ステート・ストリートのグローバル・マクロ・ストラテジスト、マービン・ロー氏は「FRBが口に出さずに把握していることは何だろうか」と疑心暗鬼の状態。バンク・オブ・ウエストのチーフエコノミスト、スコット・アンダーソン氏は「われわれは何か新たな不安要素が出てくるのを覚悟していると思う」と述べた。

金融市場も同じ見方で、短期金利先物は急速に来年の利下げを織り込みつつある。

ただ逆に一連のFRBの態度で、「不都合な真実」が確認できたように思えるとの声も出ている。それは世界の経済成長が既に峠を越え、各国は低成長モードから抜け出せずに失速を防ぐためには、財政政策への依存を続けるという状態だ。さらに今後景気後退(リセッション)が起きれば、経済立て直しという負担まで背負わなければならない。

PGIMフィクスト・インカムのチーフエコノミスト、ネーサン・シーツ氏は、一時的な浮き沈みが過ぎた後でも視界は開けてこないと指摘する。FRBの考えでは、長期間2%足らずの成長が続く見通しになっており「米国のこれまでの基準に照らせば、素晴らしいとは言えない」という。

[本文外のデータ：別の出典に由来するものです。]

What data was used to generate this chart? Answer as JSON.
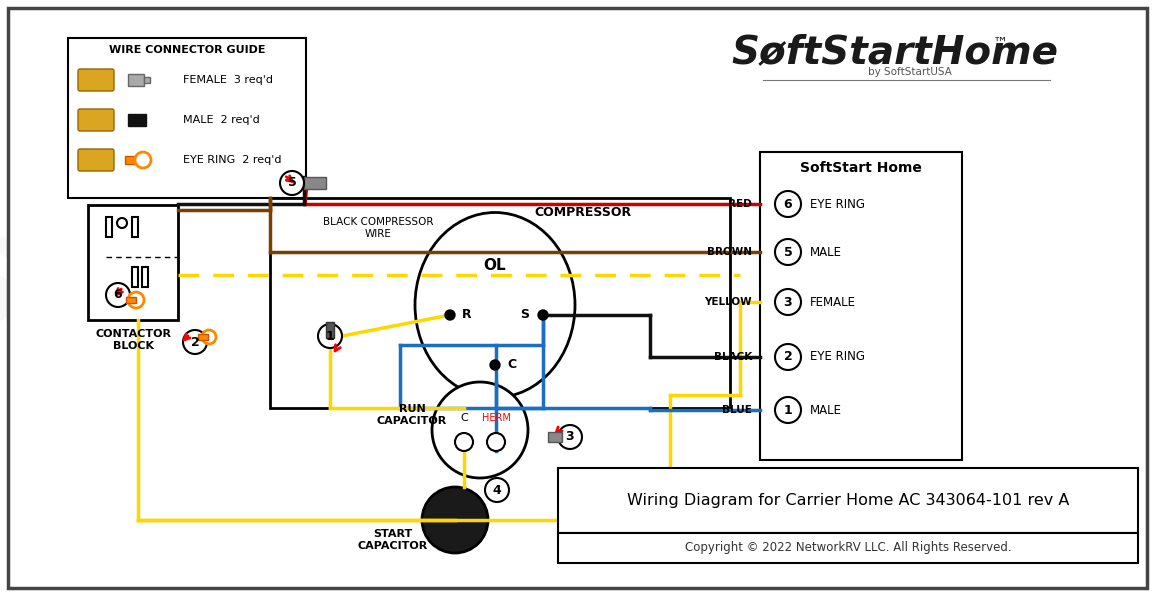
{
  "title": "Wiring Diagram for Carrier Home AC 343064-101 rev A",
  "copyright": "Copyright © 2022 NetworkRV LLC. All Rights Reserved.",
  "bg": "#ffffff",
  "softstart_pins": [
    {
      "num": 6,
      "color_name": "RED",
      "wire_color": "#cc0000",
      "type": "EYE RING"
    },
    {
      "num": 5,
      "color_name": "BROWN",
      "wire_color": "#7B3F00",
      "type": "MALE"
    },
    {
      "num": 3,
      "color_name": "YELLOW",
      "wire_color": "#FFD700",
      "type": "FEMALE"
    },
    {
      "num": 2,
      "color_name": "BLACK",
      "wire_color": "#111111",
      "type": "EYE RING"
    },
    {
      "num": 1,
      "color_name": "BLUE",
      "wire_color": "#1a6fc4",
      "type": "MALE"
    }
  ],
  "connector_guide_title": "WIRE CONNECTOR GUIDE",
  "softstart_home_title": "SoftStart Home",
  "compressor_label": "COMPRESSOR",
  "run_cap_label": "RUN\nCAPACITOR",
  "start_cap_label": "START\nCAPACITOR",
  "contactor_label": "CONTACTOR\nBLOCK",
  "black_wire_label": "BLACK COMPRESSOR\nWIRE",
  "female_label": "FEMALE  3 req'd",
  "male_label": "MALE  2 req'd",
  "eyering_label": "EYE RING  2 req'd"
}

日本や欧州も似たような苦境に見舞われている。そこで、低金利の長期化を考えると、より規模が大きく経済的に活力のある国がインフラや教育など明確な公益をもたらす投資のために、借り入れを増やすのが妥当ではないかとの世界的な議論が日増しに強まっている。

世界的な経済の下振れに歯止めかからず?

国際通貨基金(IMF)のチーフエコノミストを務めたオリビエ・ブランチャード氏は最近のピーターソン国際経済研究所における記者懇談会で「現在は異なる世界になっている。われわれは金融政策が非常に制約され、財政(政策)が中心になる状態へと向かう」と語った。

そして目下の問題は、現在の低成長がずっと継続し、FRBが最新の見通しで示した「ソフトランディング」へとつながるかどうかだ。

トランプ政権からは今年の成長率が3%付近を維持し、17年の時限的な所得減税を恒久化すれば、数年間はさらに成長が加速してもおかしくないと、すごぶる強気の予想も出ている。

それはともかくとしても、昨年米国や各国の当局者が言い始めた世界同時成長の時代が幕を開けたというストーリーは、現実離れしてきたことが証明されるのではないか。

バンク・オブ・ウエストのアンダーソン氏は「米国が利上げを停止しても、世界的な経済の下振れに歯止めをかけるには不十分だ」と述べた。